Assuming that the model structure is correctly specified, small variance for district as random effect suggests that the differences between the districts are small. I see i.dist as a fixed effect and dist as random effect. What is i.dist?
I think household nested within district will be specified as: M1[dist] M2[dist>hhid ]. Here is an example: https://www.stata.com/manuals/semexample39g.pdf
Thanks Daniel Wright for your contribution. Your article did helped me a lot. But I got stuck with syntax now as I am also using this model for the first time.
Hi Usman Rashid , The last command should not include i.dist in fixed effect. I posted the wrong command, sorry. But other than that my question was exactly for using hhid and district as random effects. I will check the second link that provided as well as the one Kelvyn Jones suggested.
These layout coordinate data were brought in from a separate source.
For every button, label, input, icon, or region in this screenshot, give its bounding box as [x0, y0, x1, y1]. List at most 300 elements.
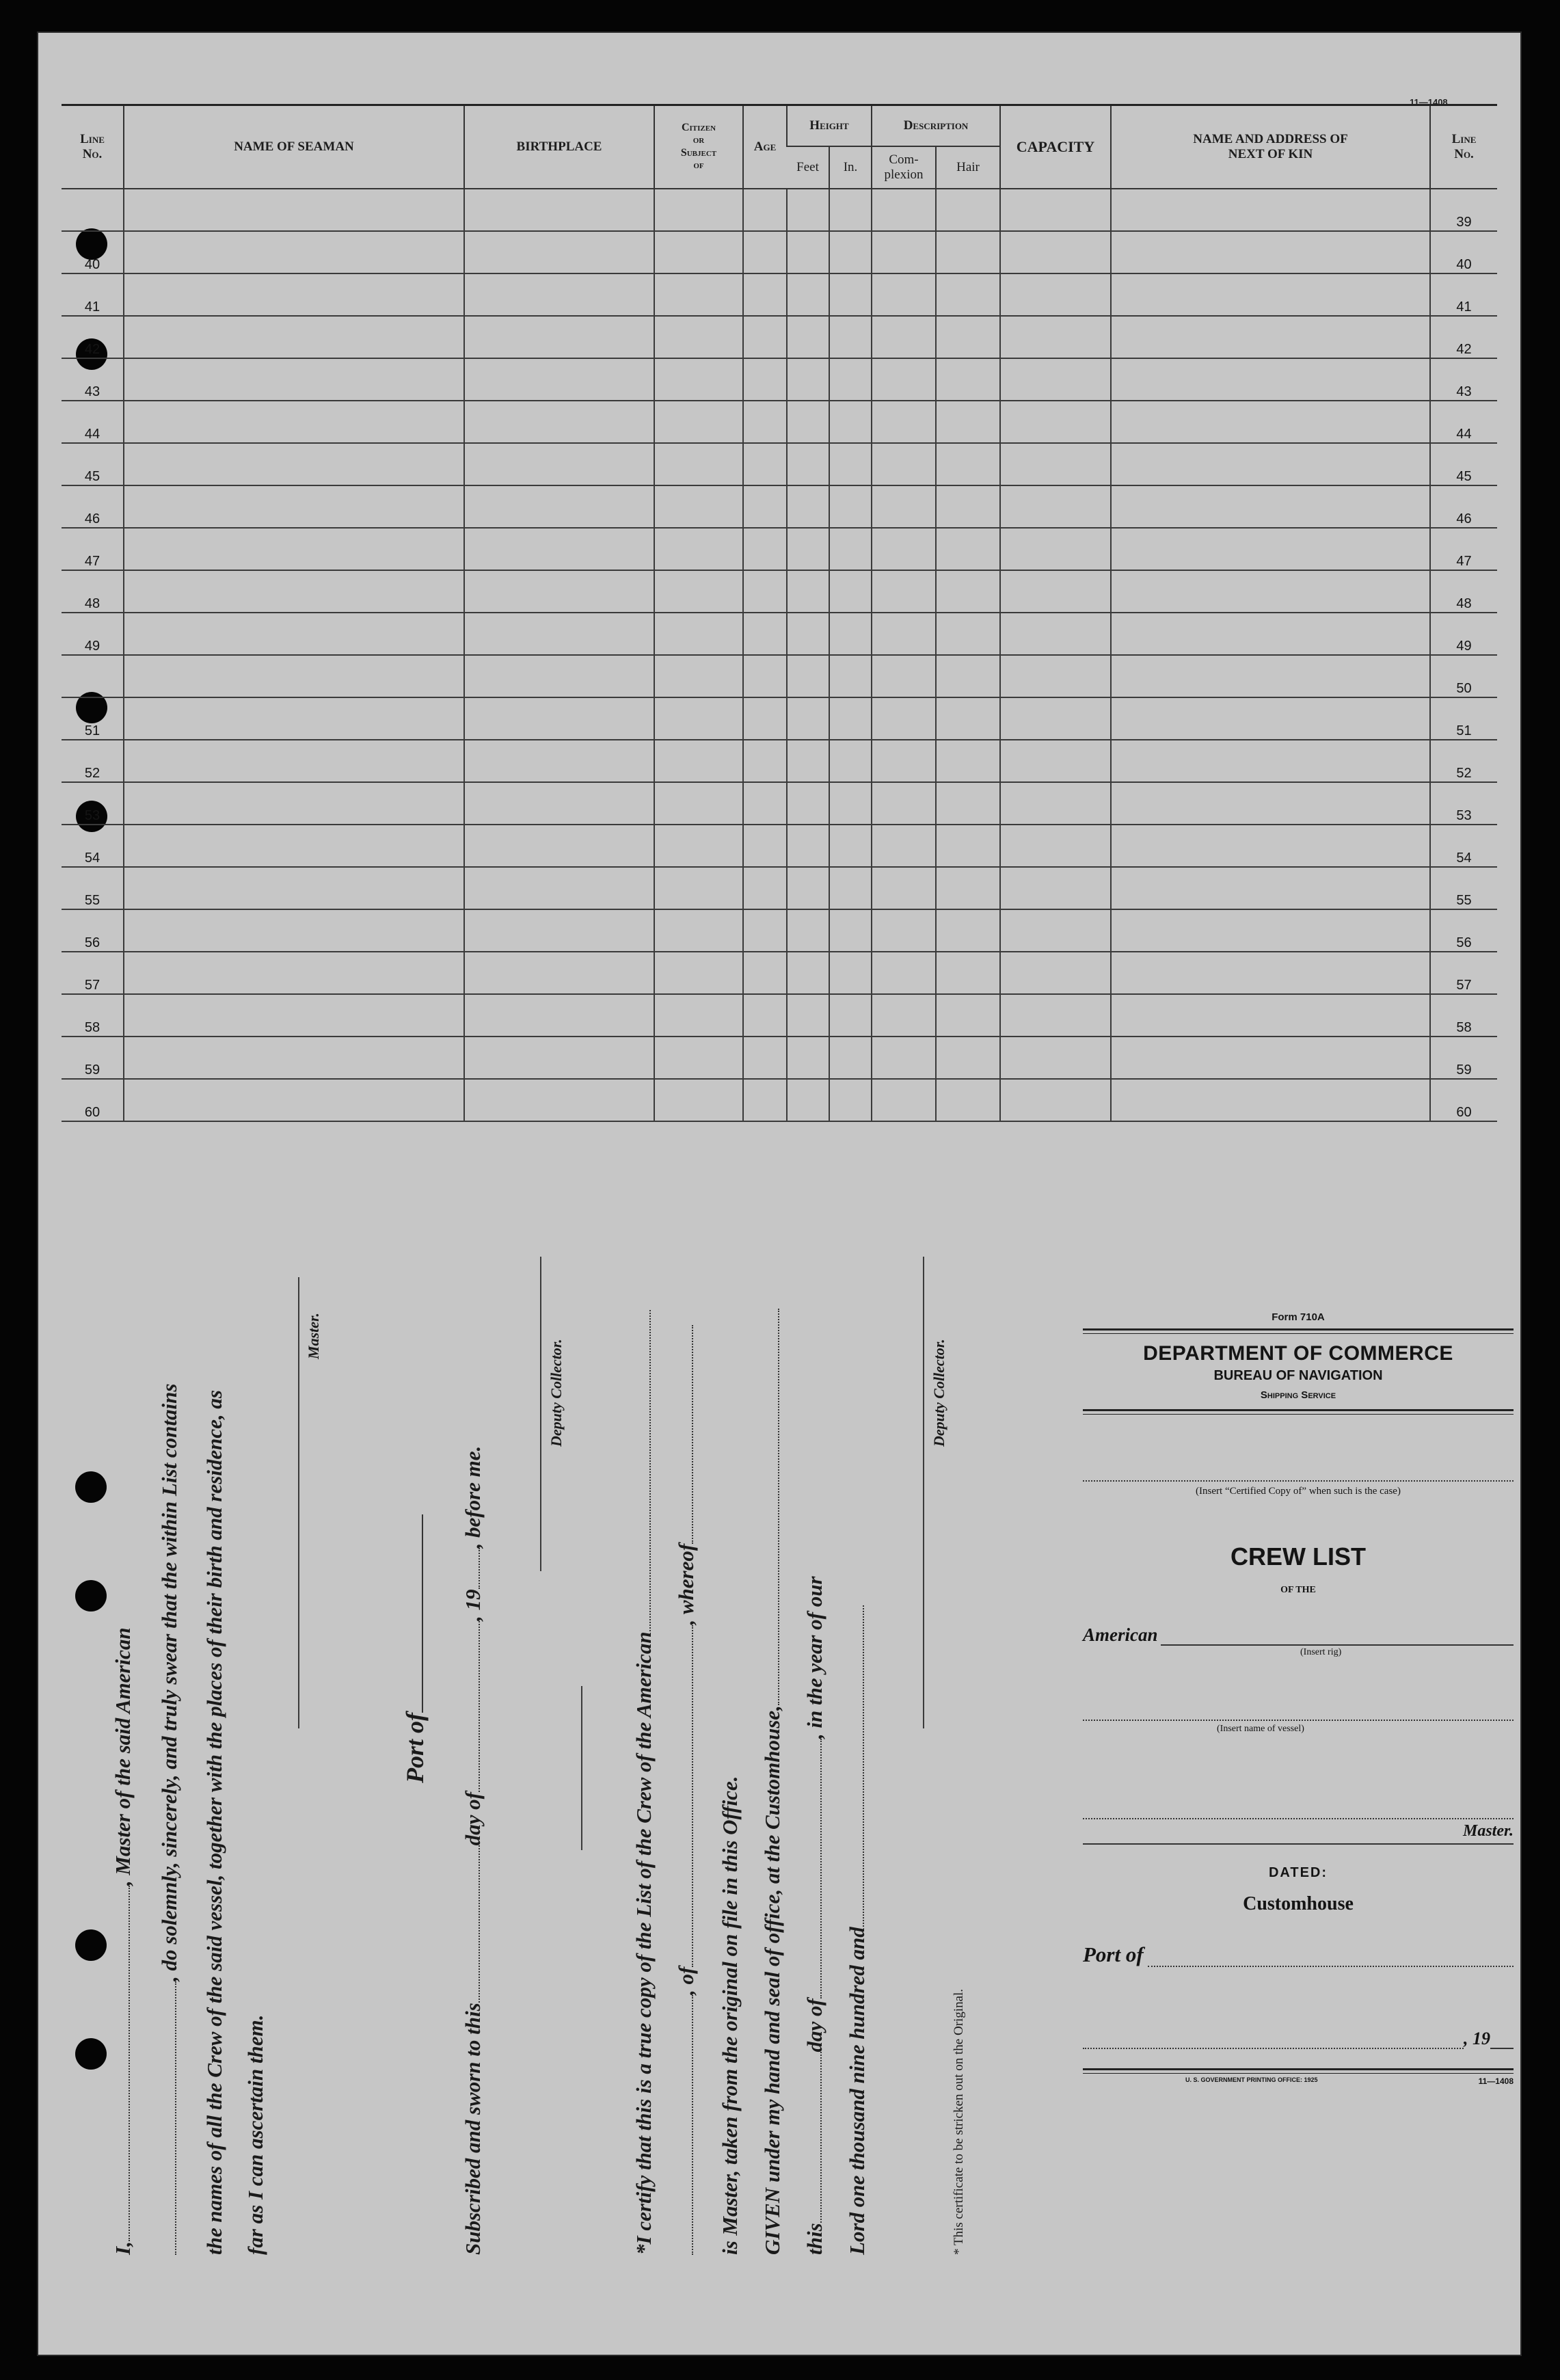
table-cell: [1111, 485, 1430, 528]
line-number-left: 48: [62, 570, 124, 613]
table-cell: [464, 782, 654, 825]
table-cell: [1000, 697, 1111, 740]
of-the-label: OF THE: [1280, 1585, 1316, 1595]
table-cell: [464, 994, 654, 1037]
table-cell: [464, 1079, 654, 1121]
table-cell: [654, 485, 743, 528]
table-cell: [1111, 358, 1430, 401]
master-signature-line: [298, 1277, 299, 1728]
table-cell: [936, 316, 1000, 358]
table-row: [62, 401, 1497, 443]
table-cell: [1000, 231, 1111, 273]
seal-line: [581, 1686, 582, 1850]
line-number-left: 46: [62, 485, 124, 528]
table-cell: [787, 782, 829, 825]
table-cell: [829, 231, 872, 273]
deputy-collector-label-1: Deputy Collector.: [548, 1339, 565, 1447]
table-row: [62, 1037, 1497, 1079]
deputy-collector-label-2: Deputy Collector.: [930, 1339, 947, 1447]
line-number-left: 57: [62, 952, 124, 994]
table-cell: [124, 825, 464, 867]
line-number-left: 58: [62, 994, 124, 1037]
table-cell: [124, 952, 464, 994]
table-cell: [829, 485, 872, 528]
table-cell: [654, 613, 743, 655]
header-name-of-seaman: NAME OF SEAMAN: [124, 105, 464, 189]
table-cell: [1000, 782, 1111, 825]
table-cell: [829, 443, 872, 485]
line-number-right: 55: [1430, 867, 1497, 909]
crew-table: [62, 104, 1497, 1122]
table-cell: [1111, 994, 1430, 1037]
table-cell: [872, 697, 936, 740]
table-cell: [1111, 655, 1430, 697]
table-cell: [464, 740, 654, 782]
table-cell: [743, 443, 787, 485]
table-cell: [787, 570, 829, 613]
table-cell: [654, 401, 743, 443]
table-cell: [829, 867, 872, 909]
table-cell: [936, 994, 1000, 1037]
table-cell: [787, 613, 829, 655]
table-row: [62, 1079, 1497, 1121]
table-cell: [872, 316, 936, 358]
table-cell: [936, 952, 1000, 994]
line-number-left: 40: [62, 231, 124, 273]
header-line-no: Line No.: [62, 105, 124, 189]
line-number-left: 43: [62, 358, 124, 401]
line-number-left: 45: [62, 443, 124, 485]
table-cell: [743, 358, 787, 401]
this-day-line: thisday of, in the year of our: [803, 1576, 826, 2255]
table-cell: [829, 952, 872, 994]
table-cell: [829, 994, 872, 1037]
table-row: [62, 655, 1497, 697]
table-cell: [1000, 401, 1111, 443]
table-cell: [743, 401, 787, 443]
table-cell: [936, 655, 1000, 697]
printer-line: [1083, 2076, 1514, 2086]
lord-line: Lord one thousand nine hundred and: [845, 1605, 870, 2255]
table-cell: [1111, 528, 1430, 570]
table-cell: [1000, 1037, 1111, 1079]
table-row: [62, 697, 1497, 740]
header-feet: Feet: [787, 146, 829, 189]
cover-rule-bottom: [1083, 2068, 1514, 2074]
table-cell: [872, 867, 936, 909]
table-cell: [654, 1037, 743, 1079]
table-cell: [872, 358, 936, 401]
table-cell: [829, 189, 872, 231]
table-cell: [654, 273, 743, 316]
table-row: [62, 189, 1497, 231]
table-cell: [936, 189, 1000, 231]
table-cell: [829, 697, 872, 740]
table-cell: [124, 697, 464, 740]
table-cell: [829, 401, 872, 443]
table-cell: [124, 443, 464, 485]
line-number-right: 46: [1430, 485, 1497, 528]
table-row: [62, 994, 1497, 1037]
line-number-left: 59: [62, 1037, 124, 1079]
table-cell: [124, 867, 464, 909]
table-cell: [829, 655, 872, 697]
table-cell: [124, 782, 464, 825]
table-row: [62, 273, 1497, 316]
bureau-title: BUREAU OF NAVIGATION: [1213, 1368, 1383, 1383]
table-cell: [743, 485, 787, 528]
table-cell: [829, 613, 872, 655]
line-number-right: 44: [1430, 401, 1497, 443]
table-cell: [464, 485, 654, 528]
table-row: [62, 909, 1497, 952]
table-cell: [787, 952, 829, 994]
header-inches: In.: [829, 146, 872, 189]
table-cell: [872, 231, 936, 273]
table-row: [62, 485, 1497, 528]
table-cell: [743, 273, 787, 316]
table-cell: [124, 528, 464, 570]
oath-line-1: I,, Master of the said American: [111, 1627, 135, 2255]
table-cell: [1000, 528, 1111, 570]
table-cell: [464, 697, 654, 740]
table-cell: [654, 825, 743, 867]
table-cell: [829, 358, 872, 401]
table-cell: [743, 613, 787, 655]
line-number-left: 42: [62, 316, 124, 358]
table-cell: [787, 740, 829, 782]
table-cell: [787, 697, 829, 740]
table-cell: [1000, 994, 1111, 1037]
table-cell: [787, 1037, 829, 1079]
table-cell: [124, 994, 464, 1037]
table-row: [62, 443, 1497, 485]
table-cell: [1000, 655, 1111, 697]
line-number-right: 53: [1430, 782, 1497, 825]
table-cell: [872, 952, 936, 994]
table-cell: [1111, 570, 1430, 613]
table-cell: [787, 867, 829, 909]
table-cell: [654, 655, 743, 697]
table-cell: [787, 994, 829, 1037]
line-number-right: 56: [1430, 909, 1497, 952]
certified-copy-line: [1083, 1480, 1514, 1482]
line-number-right: 50: [1430, 655, 1497, 697]
table-cell: [1000, 570, 1111, 613]
table-cell: [936, 740, 1000, 782]
deputy-signature-line-2: [923, 1257, 924, 1728]
form-code-bottom: 11—1408: [1478, 2076, 1514, 2086]
table-cell: [654, 1079, 743, 1121]
table-cell: [654, 358, 743, 401]
department-title: DEPARTMENT OF COMMERCE: [1143, 1342, 1453, 1365]
punch-hole: [75, 1929, 107, 1961]
table-row: [62, 867, 1497, 909]
line-number-left: 51: [62, 697, 124, 740]
table-cell: [936, 697, 1000, 740]
header-capacity: CAPACITY: [1000, 105, 1111, 189]
table-cell: [787, 528, 829, 570]
port-of-label: Port of: [401, 1514, 429, 1783]
table-row: [62, 740, 1497, 782]
table-cell: [464, 528, 654, 570]
header-description: Description: [872, 105, 1000, 146]
form-number: Form 710A: [1272, 1311, 1325, 1323]
table-cell: [936, 1079, 1000, 1121]
table-cell: [464, 570, 654, 613]
table-cell: [872, 528, 936, 570]
subscribed-line: Subscribed and sworn to thisday of, 19, before me.: [461, 1445, 485, 2255]
line-number-right: 45: [1430, 443, 1497, 485]
table-cell: [464, 1037, 654, 1079]
crew-table-body: [62, 189, 1497, 1121]
port-of-cover-line: Port of: [1083, 1942, 1514, 1967]
table-row: [62, 528, 1497, 570]
line-number-right: 49: [1430, 613, 1497, 655]
table-cell: [124, 1079, 464, 1121]
line-number-left: 53: [62, 782, 124, 825]
service-title: Shipping Service: [1260, 1389, 1336, 1401]
table-cell: [936, 825, 1000, 867]
table-cell: [654, 867, 743, 909]
cover-rule-top: [1083, 1328, 1514, 1334]
header-line-no-right: Line No.: [1430, 105, 1497, 189]
table-cell: [872, 613, 936, 655]
table-cell: [124, 401, 464, 443]
table-cell: [872, 401, 936, 443]
table-cell: [1000, 443, 1111, 485]
form-code-top: 11—1408: [1410, 97, 1448, 107]
table-cell: [872, 485, 936, 528]
printer-imprint: U. S. GOVERNMENT PRINTING OFFICE: 1925: [1185, 2076, 1318, 2083]
table-cell: [936, 613, 1000, 655]
table-cell: [1111, 782, 1430, 825]
line-number-right: 39: [1430, 189, 1497, 231]
table-cell: [464, 613, 654, 655]
table-cell: [829, 1079, 872, 1121]
table-cell: [872, 1037, 936, 1079]
table-cell: [936, 401, 1000, 443]
line-number-right: 47: [1430, 528, 1497, 570]
table-cell: [872, 909, 936, 952]
table-cell: [654, 782, 743, 825]
line-number-right: 48: [1430, 570, 1497, 613]
line-number-right: 60: [1430, 1079, 1497, 1121]
table-row: [62, 316, 1497, 358]
table-cell: [1000, 825, 1111, 867]
table-cell: [1111, 867, 1430, 909]
table-cell: [654, 909, 743, 952]
table-cell: [787, 825, 829, 867]
table-cell: [124, 231, 464, 273]
table-cell: [1000, 740, 1111, 782]
table-cell: [872, 1079, 936, 1121]
table-cell: [743, 1037, 787, 1079]
table-cell: [743, 655, 787, 697]
line-number-right: 52: [1430, 740, 1497, 782]
line-number-left: 52: [62, 740, 124, 782]
vessel-name-line: [1083, 1720, 1514, 1721]
line-number-left: 49: [62, 613, 124, 655]
master-name-line: [1083, 1818, 1514, 1819]
line-number-left: 41: [62, 273, 124, 316]
table-cell: [829, 740, 872, 782]
table-cell: [872, 443, 936, 485]
table-cell: [124, 273, 464, 316]
table-cell: [654, 189, 743, 231]
line-number-right: 57: [1430, 952, 1497, 994]
table-row: [62, 825, 1497, 867]
table-cell: [1000, 909, 1111, 952]
table-cell: [464, 189, 654, 231]
deputy-signature-line-1: [540, 1257, 541, 1571]
table-cell: [936, 782, 1000, 825]
certify-line: *I certify that this is a true copy of the List of the Crew of the American: [632, 1310, 656, 2255]
table-cell: [787, 189, 829, 231]
table-cell: [654, 994, 743, 1037]
table-row: [62, 613, 1497, 655]
table-cell: [936, 528, 1000, 570]
table-cell: [1111, 273, 1430, 316]
line-number-left: 47: [62, 528, 124, 570]
table-cell: [829, 825, 872, 867]
header-complexion: Com- plexion: [872, 146, 936, 189]
insert-vessel-note: (Insert name of vessel): [1217, 1724, 1304, 1734]
of-whereof-line: , of, whereof: [674, 1325, 699, 2255]
table-cell: [936, 273, 1000, 316]
table-cell: [124, 485, 464, 528]
table-cell: [1111, 825, 1430, 867]
table-cell: [872, 994, 936, 1037]
table-cell: [654, 740, 743, 782]
oath-line-4: far as I can ascertain them.: [243, 2014, 267, 2255]
given-line: GIVEN under my hand and seal of office, at the Customhouse,: [760, 1309, 785, 2255]
table-cell: [464, 443, 654, 485]
table-cell: [787, 655, 829, 697]
table-cell: [936, 909, 1000, 952]
date-year-line: , 19: [1083, 2029, 1514, 2049]
table-cell: [936, 358, 1000, 401]
line-number-left: 55: [62, 867, 124, 909]
line-number-right: 43: [1430, 358, 1497, 401]
table-row: [62, 358, 1497, 401]
table-cell: [1111, 401, 1430, 443]
header-hair: Hair: [936, 146, 1000, 189]
table-cell: [464, 655, 654, 697]
table-cell: [787, 231, 829, 273]
customhouse-label: Customhouse: [1243, 1893, 1354, 1914]
punch-hole: [75, 1580, 107, 1612]
table-cell: [872, 189, 936, 231]
punch-hole: [75, 2038, 107, 2070]
table-cell: [1111, 189, 1430, 231]
table-cell: [1111, 613, 1430, 655]
table-cell: [464, 316, 654, 358]
table-row: [62, 570, 1497, 613]
table-row: [62, 231, 1497, 273]
table-cell: [829, 782, 872, 825]
oath-line-3: the names of all the Crew of the said vessel, together with the places of their birth and residence, as: [202, 1390, 226, 2255]
cover-rule-mid: [1083, 1409, 1514, 1415]
crew-list-sheet: [37, 31, 1522, 2356]
table-cell: [1111, 1037, 1430, 1079]
table-cell: [124, 613, 464, 655]
table-cell: [654, 528, 743, 570]
insert-rig-note: (Insert rig): [1300, 1647, 1342, 1657]
table-cell: [872, 655, 936, 697]
table-cell: [787, 316, 829, 358]
table-cell: [872, 570, 936, 613]
table-cell: [124, 1037, 464, 1079]
table-cell: [1000, 485, 1111, 528]
table-cell: [743, 528, 787, 570]
line-number-left: 60: [62, 1079, 124, 1121]
table-cell: [936, 1037, 1000, 1079]
table-cell: [1000, 358, 1111, 401]
table-cell: [743, 316, 787, 358]
footnote: * This certificate to be stricken out on the Original.: [952, 1988, 966, 2255]
line-number-right: 42: [1430, 316, 1497, 358]
table-cell: [787, 909, 829, 952]
header-citizen: Citizen or Subject of: [654, 105, 743, 189]
table-cell: [829, 909, 872, 952]
table-cell: [743, 231, 787, 273]
table-cell: [872, 782, 936, 825]
line-number-right: 54: [1430, 825, 1497, 867]
table-cell: [936, 867, 1000, 909]
table-cell: [464, 952, 654, 994]
line-number-right: 40: [1430, 231, 1497, 273]
table-cell: [1111, 316, 1430, 358]
table-cell: [787, 1079, 829, 1121]
table-cell: [829, 1037, 872, 1079]
line-number-left: 56: [62, 909, 124, 952]
table-cell: [787, 485, 829, 528]
table-cell: [464, 909, 654, 952]
table-cell: [1111, 231, 1430, 273]
table-cell: [872, 740, 936, 782]
table-cell: [1000, 867, 1111, 909]
table-cell: [829, 316, 872, 358]
table-cell: [787, 273, 829, 316]
table-cell: [936, 443, 1000, 485]
table-cell: [743, 867, 787, 909]
table-cell: [1111, 1079, 1430, 1121]
table-cell: [743, 570, 787, 613]
table-cell: [743, 909, 787, 952]
table-row: [62, 952, 1497, 994]
table-cell: [124, 189, 464, 231]
table-cell: [743, 782, 787, 825]
table-cell: [464, 867, 654, 909]
american-rig-line: American: [1083, 1624, 1514, 1646]
table-cell: [654, 231, 743, 273]
line-number-left: 54: [62, 825, 124, 867]
table-cell: [829, 273, 872, 316]
header-age: Age: [743, 105, 787, 189]
table-cell: [654, 952, 743, 994]
table-cell: [829, 528, 872, 570]
table-cell: [654, 443, 743, 485]
master-cover-label: Master.: [1083, 1822, 1514, 1845]
table-cell: [872, 273, 936, 316]
table-cell: [124, 570, 464, 613]
table-cell: [743, 1079, 787, 1121]
header-next-of-kin: NAME AND ADDRESS OF NEXT OF KIN: [1111, 105, 1430, 189]
table-cell: [743, 952, 787, 994]
punch-hole: [75, 1471, 107, 1503]
header-birthplace: BIRTHPLACE: [464, 105, 654, 189]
Thank you very much.
i.dist is for district. Then it means any of the above command should not include district variables in fixed effect. So I should be excluding the district variables from all the command and instead use as nested.
Sabina Thapa Magar Yes, in this case it does not make sense to include district as both random and fixed effect. Following model sounds plausible:
employment_status hhid)
This model estimates log likelihoods for employment status corresponding to the categories of (sex schooling total_hours occupation industry) while attributing the variance in the data to individuals from different households located in various districts.
Sabina Thapa Magar Yes, but not necessarily. If the research question is to evaluate differences across industry and occupation, I would focus on these.